It is fortunate that David Hockney, at his best, is a great artist. Despite a sometimes confusing layout and some dud rooms in David Hockney: Drawing from Life (until 28 June; tickets £20, concessions available) at the National Portrait Gallery, the quality of his work—especially early etchings while a student— makes it worth seeing. Nominally, this is a show of Hockney self-portraits and depictions of those close to him, organised thematically and, kind of, chronologically (at one point his subjects are referred to by their first names on wall texts before we have been properly introduced to them). However, there are still some stunning pieces in the show, reminding us why Hockney is rightly regarded as one of the UK’s greatest contemporary artists. Works dedicated to his two most important female muses, Celia Birtwell and his mother Laura Hockney, demonstrate his intricate drawing skills, such as the coloured pencil Celia, Carenac, August 1971. His innovative work in the 1980s also saw him create intimate photographic collages. Most strikingly, My Mother, Bolton Abbey, Yorkshire, Nov. 1982 is bathed in pathos, showing his widowed mother wrapped up in a green raincoat sitting on a tombstone. Hockney’s etchings made in the early 1960s, when he was still a student at the Royal College of Art (RCA), show a self-deprecation and reverence for his heroes but also a sense of confidence in his willingness to place himself alongside them. A Rake’s Progress, his homage to Hogarth— an intricate and playful mix of styles and perspective, with witty uses of language—is a joy. It is all the more impressive as Hockney only began etching because the printmaking facilities at the RCA were free and he had run out of money to buy painting materials.
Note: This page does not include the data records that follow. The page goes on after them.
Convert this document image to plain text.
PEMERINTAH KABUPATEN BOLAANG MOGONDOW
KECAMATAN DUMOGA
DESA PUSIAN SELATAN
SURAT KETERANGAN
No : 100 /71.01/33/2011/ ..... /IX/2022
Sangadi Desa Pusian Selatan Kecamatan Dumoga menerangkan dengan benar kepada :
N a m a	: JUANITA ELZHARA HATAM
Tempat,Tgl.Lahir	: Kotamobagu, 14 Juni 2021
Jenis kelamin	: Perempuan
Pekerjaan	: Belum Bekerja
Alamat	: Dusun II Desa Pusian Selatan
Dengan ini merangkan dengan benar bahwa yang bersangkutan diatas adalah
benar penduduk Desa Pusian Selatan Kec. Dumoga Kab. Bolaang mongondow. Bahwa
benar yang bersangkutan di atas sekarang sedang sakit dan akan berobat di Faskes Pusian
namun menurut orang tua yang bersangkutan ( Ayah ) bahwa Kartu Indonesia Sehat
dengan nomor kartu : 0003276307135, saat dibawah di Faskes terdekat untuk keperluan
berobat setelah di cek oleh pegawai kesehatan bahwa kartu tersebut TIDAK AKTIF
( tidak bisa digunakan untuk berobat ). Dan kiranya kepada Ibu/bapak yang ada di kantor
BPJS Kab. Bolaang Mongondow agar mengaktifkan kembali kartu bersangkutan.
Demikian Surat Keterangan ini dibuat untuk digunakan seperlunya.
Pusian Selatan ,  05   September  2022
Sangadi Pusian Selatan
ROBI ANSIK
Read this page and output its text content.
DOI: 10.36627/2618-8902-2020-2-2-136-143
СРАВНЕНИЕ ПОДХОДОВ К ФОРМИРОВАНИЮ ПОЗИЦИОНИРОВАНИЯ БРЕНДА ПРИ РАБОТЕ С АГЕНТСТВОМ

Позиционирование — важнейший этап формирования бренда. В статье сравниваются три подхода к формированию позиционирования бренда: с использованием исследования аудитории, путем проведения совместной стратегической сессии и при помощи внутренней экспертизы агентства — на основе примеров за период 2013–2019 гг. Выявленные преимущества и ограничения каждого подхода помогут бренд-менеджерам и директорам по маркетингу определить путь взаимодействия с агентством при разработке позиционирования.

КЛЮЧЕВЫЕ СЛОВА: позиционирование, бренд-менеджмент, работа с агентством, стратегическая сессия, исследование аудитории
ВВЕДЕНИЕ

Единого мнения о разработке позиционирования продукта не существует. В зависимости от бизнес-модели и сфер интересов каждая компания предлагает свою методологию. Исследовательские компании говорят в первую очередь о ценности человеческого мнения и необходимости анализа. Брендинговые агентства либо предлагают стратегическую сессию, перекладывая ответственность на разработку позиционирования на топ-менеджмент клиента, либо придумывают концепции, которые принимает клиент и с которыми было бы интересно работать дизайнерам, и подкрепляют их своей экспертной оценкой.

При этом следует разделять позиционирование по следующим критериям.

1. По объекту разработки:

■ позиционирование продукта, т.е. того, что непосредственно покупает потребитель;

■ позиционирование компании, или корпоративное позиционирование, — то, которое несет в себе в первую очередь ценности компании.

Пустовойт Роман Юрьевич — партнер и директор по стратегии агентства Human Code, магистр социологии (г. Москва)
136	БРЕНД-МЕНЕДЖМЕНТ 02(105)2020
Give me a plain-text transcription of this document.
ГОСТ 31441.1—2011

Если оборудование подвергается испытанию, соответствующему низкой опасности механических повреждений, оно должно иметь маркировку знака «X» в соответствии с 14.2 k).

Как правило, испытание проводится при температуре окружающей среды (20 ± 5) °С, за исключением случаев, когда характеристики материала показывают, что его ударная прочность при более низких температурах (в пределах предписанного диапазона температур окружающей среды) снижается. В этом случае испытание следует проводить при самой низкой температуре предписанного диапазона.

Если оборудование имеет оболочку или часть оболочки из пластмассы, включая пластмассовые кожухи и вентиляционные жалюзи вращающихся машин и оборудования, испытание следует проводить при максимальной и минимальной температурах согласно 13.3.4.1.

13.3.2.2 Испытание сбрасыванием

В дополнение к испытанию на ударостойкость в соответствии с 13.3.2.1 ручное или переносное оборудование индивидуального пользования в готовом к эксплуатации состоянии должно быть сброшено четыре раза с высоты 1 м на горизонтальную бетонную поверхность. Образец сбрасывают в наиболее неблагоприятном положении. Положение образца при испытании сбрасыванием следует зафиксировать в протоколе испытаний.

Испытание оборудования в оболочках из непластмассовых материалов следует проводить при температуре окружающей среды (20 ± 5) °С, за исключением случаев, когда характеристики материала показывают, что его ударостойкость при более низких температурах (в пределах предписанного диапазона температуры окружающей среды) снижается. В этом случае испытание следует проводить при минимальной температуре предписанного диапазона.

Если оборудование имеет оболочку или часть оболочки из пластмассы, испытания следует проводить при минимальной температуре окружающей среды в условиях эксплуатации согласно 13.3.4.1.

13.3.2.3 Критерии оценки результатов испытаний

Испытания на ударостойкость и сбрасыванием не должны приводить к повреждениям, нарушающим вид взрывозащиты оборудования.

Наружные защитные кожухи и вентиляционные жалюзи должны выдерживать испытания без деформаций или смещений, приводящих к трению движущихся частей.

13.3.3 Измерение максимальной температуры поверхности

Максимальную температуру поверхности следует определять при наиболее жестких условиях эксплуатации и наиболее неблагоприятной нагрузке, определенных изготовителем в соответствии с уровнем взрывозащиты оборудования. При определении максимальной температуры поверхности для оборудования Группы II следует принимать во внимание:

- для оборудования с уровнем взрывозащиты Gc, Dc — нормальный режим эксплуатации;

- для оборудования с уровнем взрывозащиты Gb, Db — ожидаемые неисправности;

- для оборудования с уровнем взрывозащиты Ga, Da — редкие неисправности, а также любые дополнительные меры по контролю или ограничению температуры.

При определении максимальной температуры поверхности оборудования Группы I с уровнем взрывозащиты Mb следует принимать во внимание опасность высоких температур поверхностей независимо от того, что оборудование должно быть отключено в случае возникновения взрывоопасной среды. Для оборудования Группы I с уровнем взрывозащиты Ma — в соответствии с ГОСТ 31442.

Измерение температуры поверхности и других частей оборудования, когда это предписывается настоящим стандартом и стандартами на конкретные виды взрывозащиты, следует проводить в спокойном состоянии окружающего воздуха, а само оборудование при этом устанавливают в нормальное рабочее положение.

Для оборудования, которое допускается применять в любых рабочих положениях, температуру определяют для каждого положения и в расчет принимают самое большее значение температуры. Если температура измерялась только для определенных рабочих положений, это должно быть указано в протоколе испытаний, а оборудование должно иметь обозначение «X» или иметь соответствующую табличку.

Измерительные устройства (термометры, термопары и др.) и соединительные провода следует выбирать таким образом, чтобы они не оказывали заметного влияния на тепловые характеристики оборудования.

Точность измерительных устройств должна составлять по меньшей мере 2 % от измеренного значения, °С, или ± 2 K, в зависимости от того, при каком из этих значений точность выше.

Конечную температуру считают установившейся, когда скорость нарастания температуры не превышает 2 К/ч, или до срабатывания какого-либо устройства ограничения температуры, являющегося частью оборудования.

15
It's your last chance to see Young Bomberg and the Old Masters at the National Gallery (until 1 March 2020; free), a show which effectively flips the script on our popular understandings of Bomberg's relationship to Western art history. Instead of severing ties from Rembrandt and Michelangelo, Bomberg's audacious brand of modernism was, it turns out, heavily—and avowedly—indebted to the past. Confined to just one room, the exhibition is pressed for space, showing just 8 Bombergs (half of which are preliminary studies) with two Old Masters. Botticelli’s Portrait of a Young Man (around 1480-5) hangs besides a pencil self-portrait, directly influenced by the quattrocento painting, with both men possessing similarly charismatic, determined stares. Even better is the painted study Sappers at Work (1918-19), a towering portrayal of a mine attack in World War I, which has its striking roses and lilacs tied to the swirling pinks and purples of El Greco. Mercifully, Bomberg is never pitted against these Renaissance heavyweights (there is no doubt who would win). Instead, the show allows for his clear reverence of the Old Masters to remain the focus, serving to both reposition and elevate his artistry.
The sweeping photography show Masculinities: Liberation through Photography (until 17 May; tickets £15-17, concessions available) shines a light on the fluid and plural nature of what it means to be a man. Although it includes images by some of art’s most famous practitioners: Robert Mapplethorpe’s images of a then little-known bodybuilder called Arnold Schwarzenegger join masculine-centric images by Andy Warhol, Wolfgang Tillmans and Catherine Opie, the most interesting works come from lesser-known names. Offerings by Thomas Dworzak show a trove of self-portraits by Taliban soldiers, who, despite being forbidden to be photographed, were allowed to take passport pictures. Taking advantage of this liberty, they used the privacy of the photo booth to create remarkably ambivalent variations on the kind of masculinity being imposed on them, posing hand-in-hand in front of idyllic painted backdrops, with flowers in their hair and kohl lining their eyes. The show’s curator Alona Pardo says she “is calling for a total rethink of gender”. The photographs here expose masculinity as a malleable and fluid construct—one that morphs and changes across era, generation and culture and is often learnt through practice, communicated via performance and amplified through popular culture. By presenting masculinity as eluding one simple definition through endless subtle variations Pardo says, "the show acts a counter-balance to the established order of things."